Are You Ready for Some Overtime?

It’s taken us all a few days, but we are now finally recovering from the Super Bowl, and I don’t just mean the collective national hangover. I mean the insane ending.

In case you weren’t watching and also spent the last few days in a cave, the New England Patriots defeated the Atlanta Falcons in overtime after the biggest comeback in Super Bowl history. For those of us watching and paying attention to the game, it was clear that the Falcons’ defense was not only demoralized as the fourth quarter came to an end, but was also completely exhausted. They then, thanks to the randomness of a coin flip, were given the monumental task of stopping the Patriots offense to start the overtime period. New England naturally took advantage and drove the ball down for the winning touchdown without Atlanta even having an opportunity possess the ball.

Many will argue that Atlanta had its chance. Its defense could have shut down New England and gotten the ball back. A meteor also could have fallen from the sky and wiped out the entire Patriots O line. That is not how fairness in sports is supposed to work. An overtime where the MVP of the entire league doesn’t get to take the field is not a fair outcome to a championship game of the biggest sports league in the country. The Falcons’ fate was essentially sealed by a flip of a bizarre nonstandard coin.
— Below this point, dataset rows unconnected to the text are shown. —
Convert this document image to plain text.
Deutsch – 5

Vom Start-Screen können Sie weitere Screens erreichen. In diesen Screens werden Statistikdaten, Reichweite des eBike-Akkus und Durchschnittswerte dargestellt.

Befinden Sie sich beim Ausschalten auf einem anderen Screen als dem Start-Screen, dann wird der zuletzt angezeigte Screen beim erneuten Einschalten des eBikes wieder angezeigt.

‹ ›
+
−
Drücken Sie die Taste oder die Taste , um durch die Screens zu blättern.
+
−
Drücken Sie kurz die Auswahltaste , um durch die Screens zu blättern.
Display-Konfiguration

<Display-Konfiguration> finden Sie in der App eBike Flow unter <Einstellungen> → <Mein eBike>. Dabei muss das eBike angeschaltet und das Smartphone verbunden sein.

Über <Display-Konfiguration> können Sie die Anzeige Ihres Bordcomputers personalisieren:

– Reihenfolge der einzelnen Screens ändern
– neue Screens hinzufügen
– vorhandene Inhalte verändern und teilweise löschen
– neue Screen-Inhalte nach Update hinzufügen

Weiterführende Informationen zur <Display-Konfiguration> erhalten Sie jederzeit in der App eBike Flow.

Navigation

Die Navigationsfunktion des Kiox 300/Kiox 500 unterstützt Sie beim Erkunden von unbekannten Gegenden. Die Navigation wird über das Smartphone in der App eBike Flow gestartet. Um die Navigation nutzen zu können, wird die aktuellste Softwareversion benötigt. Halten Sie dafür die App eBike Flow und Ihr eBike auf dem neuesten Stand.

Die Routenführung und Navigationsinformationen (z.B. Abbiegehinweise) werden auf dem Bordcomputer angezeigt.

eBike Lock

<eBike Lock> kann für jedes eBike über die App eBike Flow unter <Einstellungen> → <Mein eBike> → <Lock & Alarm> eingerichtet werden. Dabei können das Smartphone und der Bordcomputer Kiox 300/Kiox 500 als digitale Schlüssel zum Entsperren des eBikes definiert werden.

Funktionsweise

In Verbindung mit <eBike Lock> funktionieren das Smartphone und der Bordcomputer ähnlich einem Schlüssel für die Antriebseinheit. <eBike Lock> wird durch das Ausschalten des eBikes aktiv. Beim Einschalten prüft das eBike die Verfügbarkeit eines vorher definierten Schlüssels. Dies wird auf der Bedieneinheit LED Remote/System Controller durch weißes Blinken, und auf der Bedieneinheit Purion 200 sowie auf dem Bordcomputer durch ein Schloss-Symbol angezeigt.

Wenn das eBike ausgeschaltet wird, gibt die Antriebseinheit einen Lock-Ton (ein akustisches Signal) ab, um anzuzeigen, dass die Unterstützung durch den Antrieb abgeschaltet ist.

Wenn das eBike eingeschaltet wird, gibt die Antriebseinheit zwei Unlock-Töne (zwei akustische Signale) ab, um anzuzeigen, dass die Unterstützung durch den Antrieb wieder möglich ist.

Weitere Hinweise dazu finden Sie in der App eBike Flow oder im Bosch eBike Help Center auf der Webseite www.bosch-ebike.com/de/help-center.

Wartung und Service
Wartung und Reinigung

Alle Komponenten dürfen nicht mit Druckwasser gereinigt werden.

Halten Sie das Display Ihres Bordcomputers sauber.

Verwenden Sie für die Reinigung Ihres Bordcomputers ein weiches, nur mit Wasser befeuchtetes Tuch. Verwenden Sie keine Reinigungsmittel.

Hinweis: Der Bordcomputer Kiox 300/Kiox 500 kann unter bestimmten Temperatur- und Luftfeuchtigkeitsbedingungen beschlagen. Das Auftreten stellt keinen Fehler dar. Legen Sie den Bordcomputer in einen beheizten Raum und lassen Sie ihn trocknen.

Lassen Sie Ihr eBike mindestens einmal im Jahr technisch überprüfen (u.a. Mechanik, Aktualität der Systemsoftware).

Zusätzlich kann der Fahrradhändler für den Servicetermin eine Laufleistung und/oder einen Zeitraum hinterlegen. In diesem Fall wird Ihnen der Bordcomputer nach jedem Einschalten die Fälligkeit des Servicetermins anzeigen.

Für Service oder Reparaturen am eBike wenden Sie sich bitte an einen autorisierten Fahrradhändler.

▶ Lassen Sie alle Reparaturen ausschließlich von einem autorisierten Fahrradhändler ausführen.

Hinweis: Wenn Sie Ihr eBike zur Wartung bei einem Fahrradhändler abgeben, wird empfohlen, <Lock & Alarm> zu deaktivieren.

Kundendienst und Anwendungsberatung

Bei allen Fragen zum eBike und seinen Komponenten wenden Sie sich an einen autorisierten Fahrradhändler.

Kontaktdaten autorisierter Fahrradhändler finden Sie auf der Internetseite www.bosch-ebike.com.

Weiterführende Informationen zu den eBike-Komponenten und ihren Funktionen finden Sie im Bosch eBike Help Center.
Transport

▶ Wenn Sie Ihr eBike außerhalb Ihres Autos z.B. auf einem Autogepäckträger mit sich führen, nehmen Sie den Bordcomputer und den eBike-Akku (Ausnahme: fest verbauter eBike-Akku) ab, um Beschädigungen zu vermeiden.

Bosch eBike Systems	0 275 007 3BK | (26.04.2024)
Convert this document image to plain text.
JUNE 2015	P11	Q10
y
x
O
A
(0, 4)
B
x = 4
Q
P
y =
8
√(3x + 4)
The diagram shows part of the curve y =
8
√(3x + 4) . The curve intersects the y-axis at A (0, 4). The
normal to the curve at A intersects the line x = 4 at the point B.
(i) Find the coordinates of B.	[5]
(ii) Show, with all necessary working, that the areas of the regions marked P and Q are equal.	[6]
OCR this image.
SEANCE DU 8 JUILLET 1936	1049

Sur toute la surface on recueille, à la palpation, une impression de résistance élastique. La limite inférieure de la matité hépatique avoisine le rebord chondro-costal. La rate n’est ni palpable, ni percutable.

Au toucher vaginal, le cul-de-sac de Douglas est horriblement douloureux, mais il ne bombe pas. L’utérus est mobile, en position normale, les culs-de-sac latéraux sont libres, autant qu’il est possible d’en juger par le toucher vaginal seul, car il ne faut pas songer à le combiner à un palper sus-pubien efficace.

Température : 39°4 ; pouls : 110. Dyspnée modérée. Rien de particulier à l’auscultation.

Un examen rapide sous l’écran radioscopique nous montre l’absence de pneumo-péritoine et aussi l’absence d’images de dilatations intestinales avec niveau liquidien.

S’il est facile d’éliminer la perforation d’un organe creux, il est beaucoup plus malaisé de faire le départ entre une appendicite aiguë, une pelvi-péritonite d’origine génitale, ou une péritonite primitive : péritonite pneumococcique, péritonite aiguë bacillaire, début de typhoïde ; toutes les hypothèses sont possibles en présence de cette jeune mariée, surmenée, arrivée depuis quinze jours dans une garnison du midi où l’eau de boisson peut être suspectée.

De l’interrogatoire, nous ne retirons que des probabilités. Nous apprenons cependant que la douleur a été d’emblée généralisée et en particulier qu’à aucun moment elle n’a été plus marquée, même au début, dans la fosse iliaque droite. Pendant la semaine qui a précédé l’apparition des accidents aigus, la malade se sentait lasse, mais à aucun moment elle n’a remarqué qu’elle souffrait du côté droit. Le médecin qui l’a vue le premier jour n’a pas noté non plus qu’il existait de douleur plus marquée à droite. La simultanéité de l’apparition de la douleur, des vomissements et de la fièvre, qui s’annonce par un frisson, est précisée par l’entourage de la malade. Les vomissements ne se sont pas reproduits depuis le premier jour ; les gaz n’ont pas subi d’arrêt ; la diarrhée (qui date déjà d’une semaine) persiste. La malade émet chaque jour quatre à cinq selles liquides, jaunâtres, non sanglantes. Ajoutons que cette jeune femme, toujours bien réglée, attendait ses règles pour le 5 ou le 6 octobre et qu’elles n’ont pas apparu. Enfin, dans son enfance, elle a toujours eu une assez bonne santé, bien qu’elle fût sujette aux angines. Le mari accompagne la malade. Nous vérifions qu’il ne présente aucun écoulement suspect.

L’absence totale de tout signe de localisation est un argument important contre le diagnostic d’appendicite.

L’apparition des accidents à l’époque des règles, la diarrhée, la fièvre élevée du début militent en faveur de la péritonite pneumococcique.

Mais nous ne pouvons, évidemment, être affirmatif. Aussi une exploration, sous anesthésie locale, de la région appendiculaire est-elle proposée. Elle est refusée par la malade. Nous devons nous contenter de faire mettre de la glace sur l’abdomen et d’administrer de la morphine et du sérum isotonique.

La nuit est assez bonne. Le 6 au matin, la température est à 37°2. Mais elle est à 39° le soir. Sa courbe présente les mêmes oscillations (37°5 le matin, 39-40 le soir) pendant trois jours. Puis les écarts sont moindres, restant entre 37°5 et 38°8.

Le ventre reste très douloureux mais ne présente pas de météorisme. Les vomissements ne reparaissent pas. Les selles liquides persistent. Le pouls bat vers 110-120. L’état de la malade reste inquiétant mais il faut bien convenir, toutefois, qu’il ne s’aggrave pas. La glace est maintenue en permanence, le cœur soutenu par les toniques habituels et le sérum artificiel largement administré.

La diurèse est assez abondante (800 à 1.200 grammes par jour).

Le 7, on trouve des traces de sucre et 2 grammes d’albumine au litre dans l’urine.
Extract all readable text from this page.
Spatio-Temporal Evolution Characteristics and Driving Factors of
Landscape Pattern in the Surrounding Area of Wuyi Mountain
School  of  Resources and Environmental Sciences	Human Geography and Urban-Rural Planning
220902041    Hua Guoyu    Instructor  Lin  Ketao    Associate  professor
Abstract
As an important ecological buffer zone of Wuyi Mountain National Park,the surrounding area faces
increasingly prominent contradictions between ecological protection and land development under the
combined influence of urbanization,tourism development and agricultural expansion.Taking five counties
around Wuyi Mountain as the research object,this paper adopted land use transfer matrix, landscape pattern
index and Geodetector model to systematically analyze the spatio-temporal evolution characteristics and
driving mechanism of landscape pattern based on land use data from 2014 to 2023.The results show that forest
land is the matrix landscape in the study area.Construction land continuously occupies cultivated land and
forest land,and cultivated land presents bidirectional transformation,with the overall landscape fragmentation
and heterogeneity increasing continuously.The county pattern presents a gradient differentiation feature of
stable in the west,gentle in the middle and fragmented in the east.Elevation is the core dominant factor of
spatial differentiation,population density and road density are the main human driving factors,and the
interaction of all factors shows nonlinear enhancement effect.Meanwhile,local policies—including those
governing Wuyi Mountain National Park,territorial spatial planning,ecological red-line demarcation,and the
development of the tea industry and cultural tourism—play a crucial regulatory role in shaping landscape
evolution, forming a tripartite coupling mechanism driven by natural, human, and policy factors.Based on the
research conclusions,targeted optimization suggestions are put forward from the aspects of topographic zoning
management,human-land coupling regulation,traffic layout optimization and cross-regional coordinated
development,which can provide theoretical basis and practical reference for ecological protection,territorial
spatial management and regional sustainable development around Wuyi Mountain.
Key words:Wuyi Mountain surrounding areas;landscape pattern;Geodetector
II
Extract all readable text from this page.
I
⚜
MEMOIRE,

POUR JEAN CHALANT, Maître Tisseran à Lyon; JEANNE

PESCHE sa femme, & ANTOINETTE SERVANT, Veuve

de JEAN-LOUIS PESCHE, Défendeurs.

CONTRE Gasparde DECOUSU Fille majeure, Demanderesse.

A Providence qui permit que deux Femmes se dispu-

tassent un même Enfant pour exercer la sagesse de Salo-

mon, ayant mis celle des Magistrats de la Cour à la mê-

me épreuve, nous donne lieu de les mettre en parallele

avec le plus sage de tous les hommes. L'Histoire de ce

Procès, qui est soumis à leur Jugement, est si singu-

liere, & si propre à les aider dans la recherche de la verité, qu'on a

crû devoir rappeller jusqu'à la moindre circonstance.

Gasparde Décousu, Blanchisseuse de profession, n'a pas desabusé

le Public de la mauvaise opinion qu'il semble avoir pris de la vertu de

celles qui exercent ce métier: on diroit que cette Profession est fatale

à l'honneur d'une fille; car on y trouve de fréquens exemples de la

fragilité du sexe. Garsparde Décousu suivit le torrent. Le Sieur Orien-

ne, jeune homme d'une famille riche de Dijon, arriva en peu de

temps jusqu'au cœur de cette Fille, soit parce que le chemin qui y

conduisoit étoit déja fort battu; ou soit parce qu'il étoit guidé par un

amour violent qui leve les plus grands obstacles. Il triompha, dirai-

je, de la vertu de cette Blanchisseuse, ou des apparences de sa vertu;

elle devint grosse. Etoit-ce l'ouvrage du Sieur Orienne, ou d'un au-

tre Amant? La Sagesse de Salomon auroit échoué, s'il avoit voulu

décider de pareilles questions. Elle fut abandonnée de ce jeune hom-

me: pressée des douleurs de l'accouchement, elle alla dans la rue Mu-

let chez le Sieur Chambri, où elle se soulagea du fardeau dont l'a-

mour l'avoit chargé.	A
Overtime rules in sports are complicated. Look at soccer. In most leagues around the world, a game that ends in a tie in regulation ends in a tie. End of story. This may be why soccer is not popular among middle age sports bros in the US. Americans want a winner. American soccer also has playoffs to determine its champion, a feature unique to MLS. Pro soccer game that goes to overtime in the playoffs play the entire overtime regardless if one team scores. If it tied after OT, they go to a highly controversial and absurd penalty kick shootout. Soccer is not the model we want to follow. Can you imagine if football reverted to a field goal kicking contest, or basketball went to a free throw shooting contest? Actually, watching those 300 pound lineman kicking extra points would be totally worth sticking around for.

Hockey has made an effort to improve the overtime. They took the five minute overtime, made it sudden death, and then made it 3 vs 3 to encourage someone to score. Unfortunately, they still then move on to a shootout like soccer if no one scores in OT. Soccer tried the sudden death OT. For one tournament. They realized how stupid it was and went back to the old, full-length-OT rule.

So back to football. No OT rules are perfect. But how do we keep the game actually fair without ruining the game? Personally, I think of all the major pro sports, basketball has it right. You play a mini quarter of a game. Period. If that ends in a tie, you play some more. Soccer, football, and hockey could all learn and benefit from this. What fan wouldn’t want endless football? Well, maybe Browns fans. Baseball plays an extra inning, and continues playing more innings until you have a winner. Perfect, although fans would probably find it amusing to see it revert to a home run contest.

I for one was disappointed I did not get a chance to see Matt Ryan take the field in overtime to try and make Brady cry. Hopefully the NFL will consider changes to its OT rules that guarantee both offenses get to take the field. Or we can just watch 346 pound Dontari Poe kick an extra point. Either way, we win.